Angela Steidele webt dabei ein Netz aus Fakten und Fiktionen – die meisten der Briefeschreiber und erwähnten Personen im Roman sind historisch verbürgt, ihre Briefe jedoch hat die Autorin nur zum Teil aus deren eigenem Schriftgut übernommen, teils aus mehreren ihrer Schreiben kompiliert, teils aus den Texten von Zeitgenossen zusammengesetzt und teils wohl auch erfunden. Der kundige Leser wird den einen oder anderen bekannten Absatz wiedererkennen, es gelingt der Autorin jedoch meisterhaft, die einzelnen Teile so miteinander zu verfugen, dass ein authentisch wirkender, dem jeweiligen Duktus des Schreibers angepasster Text entsteht.
Dabei werden vor allem zwei kunstvoll ausgesparte Leerstellen deutlich: Zum einen kommt Rosenstengel nicht selbst zu Wort, die Geschichte der Catharina Margaretha Linck wird nur indirekt dargestellt, von anderen erzählt, kommentiert und interpretiert. So bleibt das Geheimnis, das diese Figur für ihre Zeitgenossen umgeben haben muss, auch für den heutigen Leser ungelüftet. Was Rosenstengel antreibt, was er plant und empfindet, ist weitestgehend der Phantasie überlassen. Störend wirken dabei allerdings die metafiktionalen Passagen, in denen beispielsweise Assistenzarzt Müller geradezu lehrbuchmäßig doziert – „Rosenstengel und Mühlhahn [die Ehefrau Rosenstengels] können sich nicht geschrieben haben, weil die Briefkultur erst im Entstehen war. Das Senden eines Briefes war noch ungewiß und theuer, nur die Regierung, Händler und Gelehrte schrieben Briefe.“ – oder die Kompilationstechnik erklärt, mit der die Briefe im Roman zusammengefügt wurden.

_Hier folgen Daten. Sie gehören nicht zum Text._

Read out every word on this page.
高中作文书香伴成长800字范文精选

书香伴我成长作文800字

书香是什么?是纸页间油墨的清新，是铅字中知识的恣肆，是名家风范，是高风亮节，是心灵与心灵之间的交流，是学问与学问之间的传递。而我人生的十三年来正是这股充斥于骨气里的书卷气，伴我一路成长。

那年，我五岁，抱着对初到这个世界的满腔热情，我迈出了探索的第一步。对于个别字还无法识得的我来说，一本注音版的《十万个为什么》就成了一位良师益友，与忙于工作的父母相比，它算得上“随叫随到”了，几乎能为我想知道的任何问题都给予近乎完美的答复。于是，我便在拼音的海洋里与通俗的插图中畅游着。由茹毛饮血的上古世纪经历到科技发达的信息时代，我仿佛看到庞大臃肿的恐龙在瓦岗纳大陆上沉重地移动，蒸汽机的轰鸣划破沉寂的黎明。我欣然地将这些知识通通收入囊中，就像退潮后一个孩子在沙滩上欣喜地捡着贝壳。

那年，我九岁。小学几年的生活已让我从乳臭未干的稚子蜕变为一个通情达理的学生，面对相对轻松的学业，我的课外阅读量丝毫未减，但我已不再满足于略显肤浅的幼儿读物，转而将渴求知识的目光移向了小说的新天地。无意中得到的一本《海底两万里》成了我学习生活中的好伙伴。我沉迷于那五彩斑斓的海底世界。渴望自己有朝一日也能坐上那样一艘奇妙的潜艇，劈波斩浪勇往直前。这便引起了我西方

Zum anderen erhält der Leser auch am Ende des Textes keine Aufklärung über den mysteriösen Tod Ludwigs II., aber verschiedene Erklärungsangebote in Form unterschiedlicher Ansichten der Briefeschreiber, die jene für die Wahrheit halten und auch so kommunizieren. Der Leser, der die vielen Kabalen und Gegenkabalen in Bayern und Preußen kennengelernt und verfolgt hat, wie sich mehr oder minder unschuldige Opfer in den Fallstricken politischer Erwägungen, Erpressungen und persönlicher Befindlichkeiten verfangen haben, hat das nicht zu verachtende Vergnügen, einen oder mehrere der vorgestellten Zeitabläufe als realistisch anzusehen – oder sich seinen eigenen Reim zu machen.

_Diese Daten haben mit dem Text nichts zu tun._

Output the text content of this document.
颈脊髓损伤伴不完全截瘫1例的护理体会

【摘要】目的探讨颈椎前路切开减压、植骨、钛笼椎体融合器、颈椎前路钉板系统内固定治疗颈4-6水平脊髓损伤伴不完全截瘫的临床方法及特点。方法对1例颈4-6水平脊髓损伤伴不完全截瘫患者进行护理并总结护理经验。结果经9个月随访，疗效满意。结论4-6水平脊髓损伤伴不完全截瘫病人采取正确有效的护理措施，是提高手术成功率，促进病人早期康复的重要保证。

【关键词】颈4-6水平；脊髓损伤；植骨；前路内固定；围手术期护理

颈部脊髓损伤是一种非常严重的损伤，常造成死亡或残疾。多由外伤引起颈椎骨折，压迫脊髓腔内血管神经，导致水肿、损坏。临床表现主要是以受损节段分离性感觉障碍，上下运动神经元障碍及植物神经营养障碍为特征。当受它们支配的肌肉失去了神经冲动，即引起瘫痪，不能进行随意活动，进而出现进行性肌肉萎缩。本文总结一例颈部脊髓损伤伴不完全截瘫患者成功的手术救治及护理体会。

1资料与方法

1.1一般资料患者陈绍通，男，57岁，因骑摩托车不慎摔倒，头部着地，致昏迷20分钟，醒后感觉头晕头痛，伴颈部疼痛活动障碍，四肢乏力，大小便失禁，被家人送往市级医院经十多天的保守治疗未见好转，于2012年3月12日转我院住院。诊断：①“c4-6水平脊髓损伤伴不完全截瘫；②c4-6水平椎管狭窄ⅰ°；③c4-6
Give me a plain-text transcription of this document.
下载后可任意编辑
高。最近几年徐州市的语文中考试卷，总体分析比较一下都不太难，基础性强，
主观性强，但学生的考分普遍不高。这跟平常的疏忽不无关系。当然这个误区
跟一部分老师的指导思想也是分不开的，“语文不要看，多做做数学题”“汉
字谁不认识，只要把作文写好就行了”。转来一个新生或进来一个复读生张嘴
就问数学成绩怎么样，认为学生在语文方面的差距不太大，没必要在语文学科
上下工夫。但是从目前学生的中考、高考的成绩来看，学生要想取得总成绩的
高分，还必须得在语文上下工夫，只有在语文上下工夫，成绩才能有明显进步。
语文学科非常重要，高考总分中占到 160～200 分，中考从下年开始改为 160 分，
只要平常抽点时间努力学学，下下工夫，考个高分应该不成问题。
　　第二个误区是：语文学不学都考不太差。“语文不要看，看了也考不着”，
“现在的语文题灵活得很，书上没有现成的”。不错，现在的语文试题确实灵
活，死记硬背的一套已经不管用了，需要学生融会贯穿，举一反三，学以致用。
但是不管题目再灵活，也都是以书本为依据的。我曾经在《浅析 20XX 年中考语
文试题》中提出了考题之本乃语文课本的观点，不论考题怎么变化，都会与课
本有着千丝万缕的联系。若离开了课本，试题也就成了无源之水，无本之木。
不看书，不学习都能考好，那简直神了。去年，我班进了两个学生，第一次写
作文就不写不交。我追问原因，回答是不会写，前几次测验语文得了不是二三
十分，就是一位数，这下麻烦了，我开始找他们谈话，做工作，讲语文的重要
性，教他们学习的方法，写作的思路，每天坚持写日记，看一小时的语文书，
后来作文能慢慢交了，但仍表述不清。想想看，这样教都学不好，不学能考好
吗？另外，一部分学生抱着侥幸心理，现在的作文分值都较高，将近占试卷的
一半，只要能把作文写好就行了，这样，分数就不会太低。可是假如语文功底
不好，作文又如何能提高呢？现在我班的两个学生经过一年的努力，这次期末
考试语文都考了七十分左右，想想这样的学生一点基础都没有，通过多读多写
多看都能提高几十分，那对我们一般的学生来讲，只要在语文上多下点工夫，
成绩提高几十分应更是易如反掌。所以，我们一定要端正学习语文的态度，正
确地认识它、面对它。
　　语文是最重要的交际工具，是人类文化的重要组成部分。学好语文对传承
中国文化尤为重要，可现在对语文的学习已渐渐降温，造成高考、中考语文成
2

Man braucht ein wenig Zeit, um sich an diese besondere Form des Briefromans zu gewöhnen, der sich zum einen sprachlich der jeweiligen Handlungszeit anpasst und zum anderen durch den beständigen Wechsel zwischen Zeitebenen und Korrespondenten zuweilen etwas verwirrend wirkt. Lässt man sich jedoch auf den Text ein, entdeckt man einen sich langsam entwickelnden, dann jedoch formal und inhaltlich überzeugenden Roman, der nicht umsonst mit dem Bayerischen Buchpreis ausgezeichnet wurde.